Dean Tang, a cancer biologist at the Roswell Park Comprehensive Cancer Center in Buffalo, New York, is also circumspect. The RPCB reported3 in 2019 that it could not replicate some work from his lab. But, he argues, the replicators deviated from their experimental plan, relied on fewer and different cell lines from those used in the original study, and didn’t double-check their own work. “We believe all published work deserves at least a minimum of 3 attempted replicates before being discounted,” Tang and a colleague wrote in 2019 in response to the project’s findings.

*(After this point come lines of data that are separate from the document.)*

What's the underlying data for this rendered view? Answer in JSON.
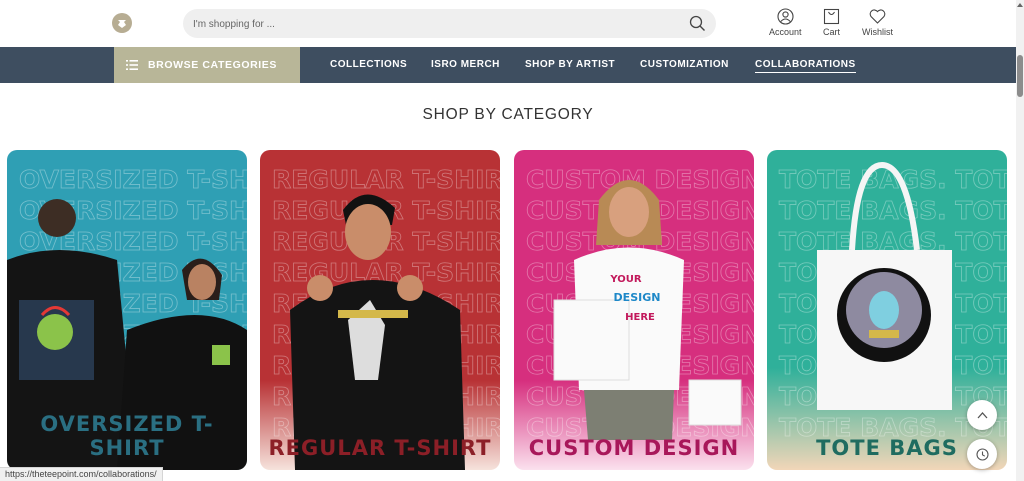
{
  "header": {
    "search_placeholder": "I'm shopping for ...",
    "account_label": "Account",
    "cart_label": "Cart",
    "wishlist_label": "Wishlist"
  },
  "navbar": {
    "browse_label": "BROWSE CATEGORIES",
    "items": [
      "COLLECTIONS",
      "ISRO MERCH",
      "SHOP BY ARTIST",
      "CUSTOMIZATION",
      "COLLABORATIONS"
    ],
    "active": "COLLABORATIONS"
  },
  "main": {
    "section_title": "SHOP BY CATEGORY",
    "cards": [
      {
        "label": "OVERSIZED T-SHIRT",
        "watermark": "OVERSIZED T-SHIRT",
        "bg": "#2f9fb4",
        "label_color": "#2a6f82"
      },
      {
        "label": "REGULAR T-SHIRT",
        "watermark": "REGULAR  T-SHIRT",
        "bg": "#b83235",
        "label_color": "#8c1f27"
      },
      {
        "label": "CUSTOM DESIGN",
        "watermark": "CUSTOM DESIGN",
        "bg": "#d62f7e",
        "label_color": "#a8175a"
      },
      {
        "label": "TOTE BAGS",
        "watermark": "TOTE BAGS. TOTE BAGS.",
        "bg": "#2fb09a",
        "label_color": "#1f6c60"
      }
    ],
    "mockup_text": [
      "YOUR",
      "DESIGN",
      "HERE"
    ]
  },
  "status_bar": {
    "url": "https://theteepoint.com/collaborations/"
  },
  "icons": [
    "search-icon",
    "account-icon",
    "cart-icon",
    "wishlist-icon",
    "menu-icon",
    "scroll-top-icon",
    "history-icon"
  ]
}
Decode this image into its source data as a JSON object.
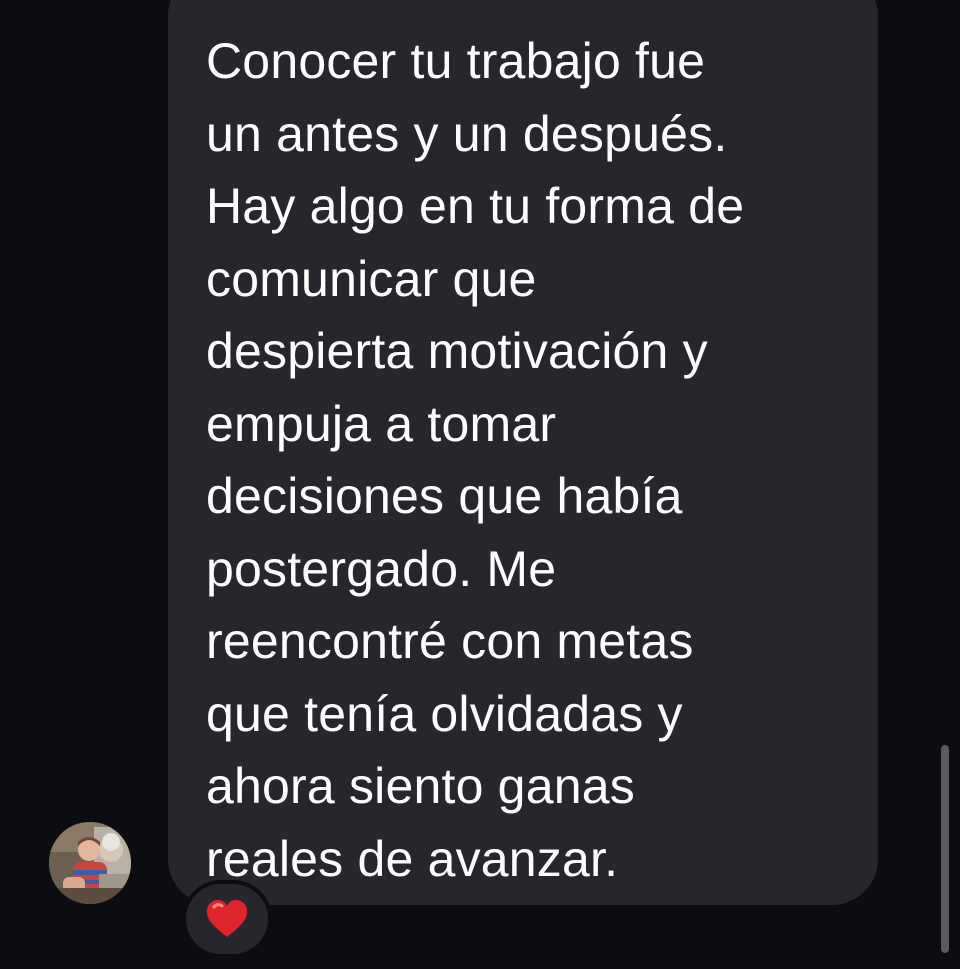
{
  "message": {
    "text": "Conocer tu trabajo fue\nun antes y un después.\nHay algo en tu forma de\ncomunicar que\ndespierta motivación y\nempuja a tomar\ndecisiones que había\npostergado. Me\nreencontré con metas\nque tenía olvidadas y\nahora siento ganas\nreales de avanzar."
  },
  "reaction": {
    "icon": "red-heart-icon",
    "color": "#e0242b"
  },
  "avatar": {
    "icon": "user-photo-avatar"
  },
  "colors": {
    "background": "#0c0d10",
    "bubble": "#26272c",
    "text": "#ffffff"
  }
}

But replication is extremely hard, says Olavo Amaral, a coordinator of the Brazilian Reproducibility Initiative and a neuroscientist at the Federal University of Rio de Janeiro, Brazil. “You can never do it exactly the same,” he says. Does it matter if you shake a tube up and down instead of side to side? How do you account for different baseline readings? Figuring out when and how to stay true to an experimental protocol is part of the emerging science of replication, he says.

Failure to replicate alone is not necessarily cause for concern, says Nosek. Some preliminary findings are distractions, but contradictory follow-up results can lead to deeper scientific insights. The RPCB was not set up to call out or invalidate specific studies, adds Nosek. Replication, like science, is about the total body of evidence. Rather, he says, the goal was to capture a snap shot of the drivers and the magnitude of the reproducibility crisis, with an eye towards system-level solutions.

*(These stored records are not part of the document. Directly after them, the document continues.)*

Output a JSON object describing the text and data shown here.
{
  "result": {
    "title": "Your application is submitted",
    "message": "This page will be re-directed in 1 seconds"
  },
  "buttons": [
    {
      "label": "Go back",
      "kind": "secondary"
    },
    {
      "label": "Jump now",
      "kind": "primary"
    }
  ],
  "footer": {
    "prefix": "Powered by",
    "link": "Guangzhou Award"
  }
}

The real problem is the time, money and effort that are wasted in finding the signals amid the noise, says Tim Errington, the RPCB’s project leader and director of research at the Center for Open Science. “How well are we using our resources? And how are we learning new knowledge? This is the place to keep pushing, across disciplines.”

Culture shift

There is no shortage of proposed fixes: for example, in vitro and animal studies can benefit from blinding, bigger sample sizes, greater statistical rigour and preregistration of study plans. Papers should make fewer claims and provide more proof, researchers suggest. Data sharing and reporting requirements need to be baked into scientific processes.

But stakeholders also need to address the incentives and research cultures that stand in the way of replication, says Nosek. Researchers who have published high-profile papers have little to gain from participating in confirmatory analyses, he points out, and much to lose. Replication attempts are often seen as threats rather than as compliments or opportunities for progress, he says. “That kind of culture does not help this ethos of self-correction. We are really about changing the entire research culture,” says Nosek.

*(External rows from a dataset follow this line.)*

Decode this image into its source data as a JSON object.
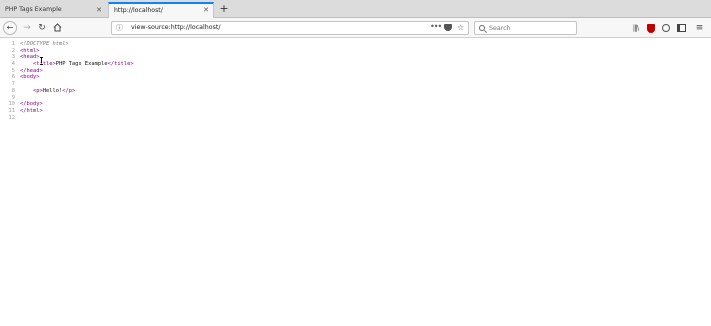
{
  "tabs": [
    {
      "title": "PHP Tags Example",
      "active": false
    },
    {
      "title": "http://localhost/",
      "active": true
    }
  ],
  "toolbar": {
    "new_tab_glyph": "+",
    "back_icon": "arrow-left-icon",
    "forward_icon": "arrow-right-icon",
    "reload_icon": "reload-icon",
    "home_icon": "home-icon"
  },
  "urlbar": {
    "value": "view-source:http://localhost/",
    "more_glyph": "•••"
  },
  "search": {
    "placeholder": "Search"
  },
  "source_lines": [
    {
      "n": "1",
      "parts": [
        {
          "t": "<!DOCTYPE html>",
          "k": "doctype"
        }
      ]
    },
    {
      "n": "2",
      "parts": [
        {
          "t": "<html>",
          "k": "tag"
        }
      ]
    },
    {
      "n": "3",
      "parts": [
        {
          "t": "<head>",
          "k": "tag"
        }
      ]
    },
    {
      "n": "4",
      "parts": [
        {
          "t": "    ",
          "k": "text"
        },
        {
          "t": "<title>",
          "k": "tag"
        },
        {
          "t": "PHP Tags Example",
          "k": "text"
        },
        {
          "t": "</title>",
          "k": "tag"
        }
      ]
    },
    {
      "n": "5",
      "parts": [
        {
          "t": "</head>",
          "k": "tag"
        }
      ]
    },
    {
      "n": "6",
      "parts": [
        {
          "t": "<body>",
          "k": "tag"
        }
      ]
    },
    {
      "n": "7",
      "parts": []
    },
    {
      "n": "8",
      "parts": [
        {
          "t": "    ",
          "k": "text"
        },
        {
          "t": "<p>",
          "k": "tag"
        },
        {
          "t": "Hello!",
          "k": "text"
        },
        {
          "t": "</p>",
          "k": "tag"
        }
      ]
    },
    {
      "n": "9",
      "parts": []
    },
    {
      "n": "10",
      "parts": [
        {
          "t": "</body>",
          "k": "tag"
        }
      ]
    },
    {
      "n": "11",
      "parts": [
        {
          "t": "</html>",
          "k": "tag"
        }
      ]
    },
    {
      "n": "12",
      "parts": []
    }
  ],
  "colors": {
    "accent": "#0a84ff",
    "tag": "#8b008b",
    "doctype": "#7a7a7a",
    "line_number": "#a0a0a0",
    "ublock": "#c00000"
  }
}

There is also currently little support for the researchers who show that something doesn’t work, or who focus on the causes of variability between labs, says Lalu. “Hopefully, this will provide some people sober second thought about how we’re going to approach this moving forward.”

Begley sees evidence that attitudes are already changing. “When I first presented my findings, people got very hostile. Now, people accept that there’s a problem, and ask about what needs to happen to change this.”